The justices granted a request from the Trump administration to block a federal appeals court decision that, according to the Justice Department, would have allowed up to 24,000 additional refugees to enter the United States than would otherwise have been eligible.
The Supreme Court ruling gives Trump a partial victory as the high court prepares for a key October hearing on the constitutionality of Trump’s controversial executive order, which banned travelers from six Muslim-majority countries and limited refugee admissions.
The March 6 order suspended travel for people from Iran, Libya, Somalia, Sudan, Syria and Yemen for 90 days and locked out most aspiring refugees for 120 days in a move the Republican president argued was needed to prevent terrorist attacks and allow the government to put in place more stringent vetting procedures.
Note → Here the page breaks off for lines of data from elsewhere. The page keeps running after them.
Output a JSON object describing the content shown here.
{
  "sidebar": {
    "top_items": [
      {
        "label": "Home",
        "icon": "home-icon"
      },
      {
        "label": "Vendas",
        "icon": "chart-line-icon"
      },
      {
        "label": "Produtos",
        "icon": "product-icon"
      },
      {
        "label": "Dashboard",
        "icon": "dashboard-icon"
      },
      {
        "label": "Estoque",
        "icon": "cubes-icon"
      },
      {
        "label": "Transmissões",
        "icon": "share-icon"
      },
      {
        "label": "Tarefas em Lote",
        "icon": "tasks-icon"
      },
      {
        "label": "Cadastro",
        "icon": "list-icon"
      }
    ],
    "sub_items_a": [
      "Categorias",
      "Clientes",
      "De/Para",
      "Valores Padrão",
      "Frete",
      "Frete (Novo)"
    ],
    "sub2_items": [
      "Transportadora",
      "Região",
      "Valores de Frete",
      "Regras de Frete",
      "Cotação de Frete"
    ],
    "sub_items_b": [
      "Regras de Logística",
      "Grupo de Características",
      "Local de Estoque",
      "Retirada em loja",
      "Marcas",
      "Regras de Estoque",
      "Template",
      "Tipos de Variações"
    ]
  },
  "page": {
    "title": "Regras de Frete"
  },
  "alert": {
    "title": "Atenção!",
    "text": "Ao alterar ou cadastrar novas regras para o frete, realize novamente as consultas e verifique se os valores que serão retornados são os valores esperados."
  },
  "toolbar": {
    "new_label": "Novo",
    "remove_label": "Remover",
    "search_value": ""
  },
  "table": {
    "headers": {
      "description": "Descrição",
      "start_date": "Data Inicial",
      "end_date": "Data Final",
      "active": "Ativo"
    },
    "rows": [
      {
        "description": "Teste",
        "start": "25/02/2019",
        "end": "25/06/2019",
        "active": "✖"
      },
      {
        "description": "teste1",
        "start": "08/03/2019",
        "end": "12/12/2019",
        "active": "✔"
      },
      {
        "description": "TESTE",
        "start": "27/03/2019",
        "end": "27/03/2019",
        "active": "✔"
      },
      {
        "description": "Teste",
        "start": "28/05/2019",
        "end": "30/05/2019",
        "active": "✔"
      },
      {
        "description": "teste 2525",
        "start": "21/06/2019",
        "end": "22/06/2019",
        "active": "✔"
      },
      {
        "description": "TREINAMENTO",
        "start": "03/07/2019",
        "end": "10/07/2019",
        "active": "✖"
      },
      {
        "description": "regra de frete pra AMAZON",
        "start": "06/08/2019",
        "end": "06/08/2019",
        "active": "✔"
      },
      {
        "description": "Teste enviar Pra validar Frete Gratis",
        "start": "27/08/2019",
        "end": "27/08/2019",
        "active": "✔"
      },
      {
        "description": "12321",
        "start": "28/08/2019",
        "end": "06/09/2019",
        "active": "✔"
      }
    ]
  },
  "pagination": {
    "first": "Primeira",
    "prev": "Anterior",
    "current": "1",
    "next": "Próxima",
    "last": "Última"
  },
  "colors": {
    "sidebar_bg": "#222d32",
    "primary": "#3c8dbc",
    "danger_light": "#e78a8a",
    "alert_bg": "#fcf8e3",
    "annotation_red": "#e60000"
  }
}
In a ruling last week, the 9th U.S. Circuit Court of Appeals said grandparents, aunts, uncles and cousins of legal U.S. residents would be exempt from the travel ban.
The Justice Department opted not to appeal that part of the 9th Circuit decision.
However, the 9th Circuit also ruled that Trump’s refugee policy was too broad, and the court allowed entry to refugees from around the world if they had a formal offer from a resettlement agency.
The Justice Department appealed, and the full Supreme Court on Tuesday sided with the administration in a one-sentence order.